The output signal of the CPG network using the linear smoothing switching algorithm is shown in
Figure 14. When compared to
Figure 11, it is evident that the smoothness of the output signal
xi over time is significantly improved during the transition period between (
t1 = 5 s) and (
t2 = 6 s).
5. Conclusions
This study presents a comprehensive approach to enhancing the performance of snake-like robots in complex exploration and rescue missions, with three key contributions:
(1) Bio-inspired Compliant Mechanism: A novel hybrid joint design combining compliant mechanisms and Mecanum wheels was developed. Supported by screw theory-based kinematics and Newton–Euler dynamics modeling, this design significantly improves terrain adaptability and mobility.
(2) Smooth Multimodal Gait Control: A dual-chain central pattern generator (CPG) network, integrated with linear smoothing algorithms, was proposed to enable seamless gait transitions. This approach addresses the signal discontinuity issues commonly encountered in conventional methods.
(3) Energy–Speed Co-optimization: An economic Model Predictive Control (MPC) framework was established to overcome the limitations of traditional single-objective optimization strategies. In simulations, this framework achieved a 7% reduction in energy consumption (0.1952 J vs. 0.2107 J) and an 18% increase in average forward speed (0.0563 m/s vs. 0.0478 m/s) compared to traditional controllers. Prototype experiments demonstrated a 12.9% speed improvement and 7.3% energy reduction, validating the approach’s practical efficacy.
Collectively, these innovations—spanning bio-inspired compliant joints, adaptive gait control, and energy–speed co-optimization—significantly advance the operational efficacy and deployment readiness of snake-like robots in unstructured environments. However, the precise energy-saving mechanisms underlying this synergy remain partially unresolved. Specifically, the distinct roles of mechanical compliance (e.g., anisotropic friction via Mecanum wheels) versus control intelligence (e.g., MPC-driven trajectory optimization) in enhancing energy conversion efficiency require deeper mechanistic validation. While the Cost of Transport (CoT) metric (
Table 2 and
Table 3) indirectly supports improved efficiency, direct quantification through power flow analysis—such as correlating motor input power with net forward propulsion—is absent.

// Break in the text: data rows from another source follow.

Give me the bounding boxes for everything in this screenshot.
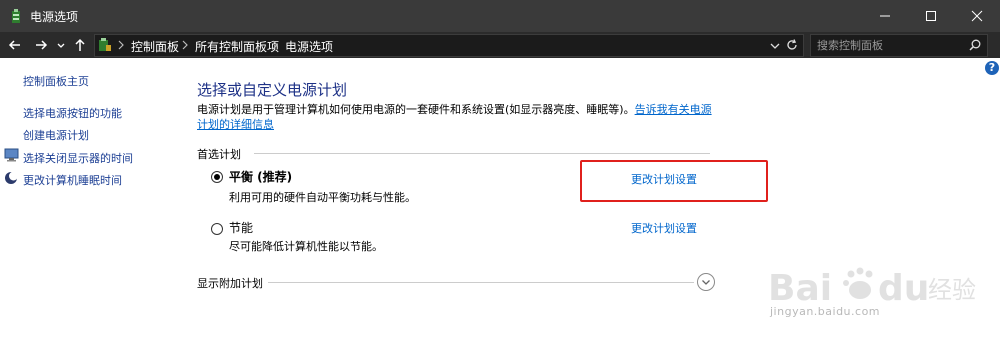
control-panel-icon <box>99 38 111 51</box>
search-input[interactable] <box>817 37 957 53</box>
plan-power-saver-description: 尽可能降低计算机性能以节能。 <box>229 240 383 253</box>
radio-selected-dot <box>214 174 220 180</box>
plan-balanced-description: 利用可用的硬件自动平衡功耗与性能。 <box>229 191 416 204</box>
address-bar: 控制面板 所有控制面板项 电源选项 <box>0 32 1000 58</box>
arrow-up-icon <box>75 38 85 51</box>
page-title: 选择或自定义电源计划 <box>197 81 348 99</box>
chevron-down-icon <box>702 280 710 285</box>
highlight-annotation-box <box>580 160 768 202</box>
sidebar-home-link[interactable]: 控制面板主页 <box>23 73 89 89</box>
preferred-plans-label: 首选计划 <box>197 148 241 161</box>
breadcrumb-separator-icon <box>272 40 278 50</box>
address-dropdown-icon[interactable] <box>769 40 781 52</box>
watermark-url: jingyan.baidu.com <box>770 305 881 318</box>
plan-power-saver-radio[interactable] <box>211 223 223 235</box>
breadcrumb-power-options[interactable]: 电源选项 <box>285 38 333 55</box>
plan-balanced-radio[interactable] <box>211 171 223 183</box>
address-box[interactable]: 控制面板 所有控制面板项 电源选项 <box>94 34 804 57</box>
back-button[interactable] <box>6 36 24 54</box>
close-button[interactable] <box>954 0 1000 32</box>
search-box[interactable] <box>810 34 988 57</box>
chevron-down-icon <box>57 43 65 48</box>
power-options-icon <box>12 9 20 23</box>
up-button[interactable] <box>71 36 89 54</box>
refresh-icon[interactable] <box>785 38 799 52</box>
maximize-icon <box>926 11 936 21</box>
title-bar: 电源选项 <box>0 0 1000 32</box>
search-icon[interactable] <box>968 38 982 52</box>
additional-plans-label[interactable]: 显示附加计划 <box>197 275 263 291</box>
description-text: 电源计划是用于管理计算机如何使用电源的一套硬件和系统设置(如显示器亮度、睡眠等)… <box>197 103 635 116</box>
breadcrumb-separator-icon <box>118 40 124 50</box>
breadcrumb-control-panel[interactable]: 控制面板 <box>131 38 179 55</box>
plan-balanced-name[interactable]: 平衡 (推荐) <box>229 168 292 185</box>
close-icon <box>971 10 983 22</box>
arrow-left-icon <box>8 40 20 50</box>
breadcrumb-all-items[interactable]: 所有控制面板项 <box>195 38 279 55</box>
baidu-jingyan-watermark-logo: Bai du 经验 <box>768 267 976 309</box>
svg-text:Bai: Bai <box>768 268 832 309</box>
sidebar-item-power-buttons[interactable]: 选择电源按钮的功能 <box>23 105 122 121</box>
minimize-icon <box>880 15 890 17</box>
sidebar-item-sleep-time[interactable]: 更改计算机睡眠时间 <box>23 172 122 188</box>
svg-text:du: du <box>878 268 929 309</box>
sidebar-item-create-plan[interactable]: 创建电源计划 <box>23 127 89 143</box>
monitor-icon <box>4 148 19 162</box>
sleep-moon-icon <box>5 171 18 184</box>
expand-additional-plans-button[interactable] <box>697 273 715 291</box>
recent-locations-button[interactable] <box>55 36 67 54</box>
section-divider <box>254 153 710 154</box>
help-icon[interactable]: ? <box>985 61 999 75</box>
minimize-button[interactable] <box>862 0 908 32</box>
svg-text:经验: 经验 <box>928 276 976 304</box>
maximize-button[interactable] <box>908 0 954 32</box>
forward-button[interactable] <box>32 36 50 54</box>
breadcrumb-separator-icon <box>182 40 188 50</box>
arrow-right-icon <box>36 40 48 50</box>
plan-power-saver-name[interactable]: 节能 <box>229 219 253 236</box>
page-description: 电源计划是用于管理计算机如何使用电源的一套硬件和系统设置(如显示器亮度、睡眠等)… <box>197 102 717 132</box>
section-divider <box>268 282 694 283</box>
sidebar-item-display-off[interactable]: 选择关闭显示器的时间 <box>23 150 133 166</box>
window-title: 电源选项 <box>30 10 79 24</box>
plan-power-saver-change-settings-link[interactable]: 更改计划设置 <box>631 220 697 236</box>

To bridge these gaps, future work will prioritize the following:
(1) Decoupling mechanical and control contributions via ablation studies (e.g., rigid-joint variants) to isolate MPC-driven energy savings;
(2) Developing a dynamic power model that quantifies energy transfer pathways by integrating bionic mechanics (e.g., spinal elasticity) with adaptive control (e.g., phase-smoothing);
(3) Validating synergistic principles through multiphysics co-simulations (e.g., ADAMS-CoppeliaSim) to uncover governing laws of structure–control co-optimization.
These initiatives will establish a foundational theory for energy-aware bio-inspired robotics, enabling the robust design of high-efficiency systems in complex terrains.